Training officers instructed GAO that they had performed the evaluation however relayed its outcomes to OMB “orally,” in response to the report.
The division is predicted to report back to Congress inside 180 days on whether or not it agrees or disagrees with the advice. What to do past that shall be as much as lawmakers.
“Each little one in America ought to have the ability to get a great training regardless of the place they reside, what their non secular beliefs are or whether or not they have a incapacity,” stated Sen. Bernie Sanders, I-Vt., who requested the GAO examine. “As a substitute, the Trump administration fired half of these working to guard the civil rights of scholars and wasted as a lot as $38 million in taxpayer {dollars} by stopping investigators from doing their jobs. That’s unacceptable.”
The division is dismissing many circumstances and issuing fewer decision agreements
In accordance with GAO, from March to September, OCR resolved greater than 7,000 discrimination complaints, however about 90% have been resolved by the division dismissing the criticism, which means employees obtained info from complainants however didn’t proceed to analyze. Dismissals will not be a direct crimson flag and have lengthy been a typical device at OCR. However how frequent?

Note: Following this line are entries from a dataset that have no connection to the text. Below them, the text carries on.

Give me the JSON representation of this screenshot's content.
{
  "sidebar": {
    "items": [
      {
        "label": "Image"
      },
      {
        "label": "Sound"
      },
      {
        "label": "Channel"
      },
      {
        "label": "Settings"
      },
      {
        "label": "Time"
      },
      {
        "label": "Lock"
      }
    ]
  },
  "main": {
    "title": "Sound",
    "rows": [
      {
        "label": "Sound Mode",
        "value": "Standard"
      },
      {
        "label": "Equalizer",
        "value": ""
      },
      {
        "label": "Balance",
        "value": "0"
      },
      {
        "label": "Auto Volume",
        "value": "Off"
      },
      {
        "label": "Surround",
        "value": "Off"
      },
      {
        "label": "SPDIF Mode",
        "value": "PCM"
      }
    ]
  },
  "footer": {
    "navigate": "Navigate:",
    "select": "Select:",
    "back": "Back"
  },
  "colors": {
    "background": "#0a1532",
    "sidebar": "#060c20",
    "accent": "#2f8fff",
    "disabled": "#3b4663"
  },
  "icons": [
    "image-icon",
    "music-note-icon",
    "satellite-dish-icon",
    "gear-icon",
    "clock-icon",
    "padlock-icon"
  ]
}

GAO provides two factors of comparability, primarily based on obtainable knowledge: Within the 2019-20 college 12 months, throughout Trump’s first time period as president, 81% of OCR complaints have been resolved by way of dismissal; in 2010-11, the dismissal charge was 49% underneath the Obama administration. The GAO report didn’t present knowledge for different administrations.
Public knowledge tells a extra nuanced story of OCR’s work underneath the second Trump administration:
- After Trump’s 2025 inauguration, OCR reached a decision settlement in simply two racial harassment circumstances the remainder of the 12 months. In 2017, the primary 12 months of the primary Trump administration, it resolved greater than 30.
- In 2017, the Trump-led OCR reached agreements in roughly 10 occasions as many incapacity discrimination circumstances because it did in 2025.
- And at last, OCR resolved practically 60 sexual harassment circumstances and 15 sexual assault circumstances in 2017. After Trump’s second inauguration, the workplace didn’t attain a decision settlement in a single case of school-based sexual harassment or sexual assault for the remainder of the 12 months.
“I am actually befuddled by that,” says Beth Gellman-Beer of the sexual harassment and assault decision numbers. She ran OCR’s Philadelphia workplace till it was closed in March and he or she obtained her RIF discover. Gellman-Beer spent 18 years at OCR and says stopping sexual assault and harassment “was a precedence space underneath the primary Trump administration.”
NPR reached out to the Training Division for touch upon the 2025 decision numbers and didn’t hear again.
In accordance with GAO’s findings, which mirror earlier reporting by NPR, if the Trump administration is in the end allowed to chop each OCR staffer who initially obtained a RIF discover, 62 employees would stay — simply 10% of the workplace’s measurement when the Trump administration started.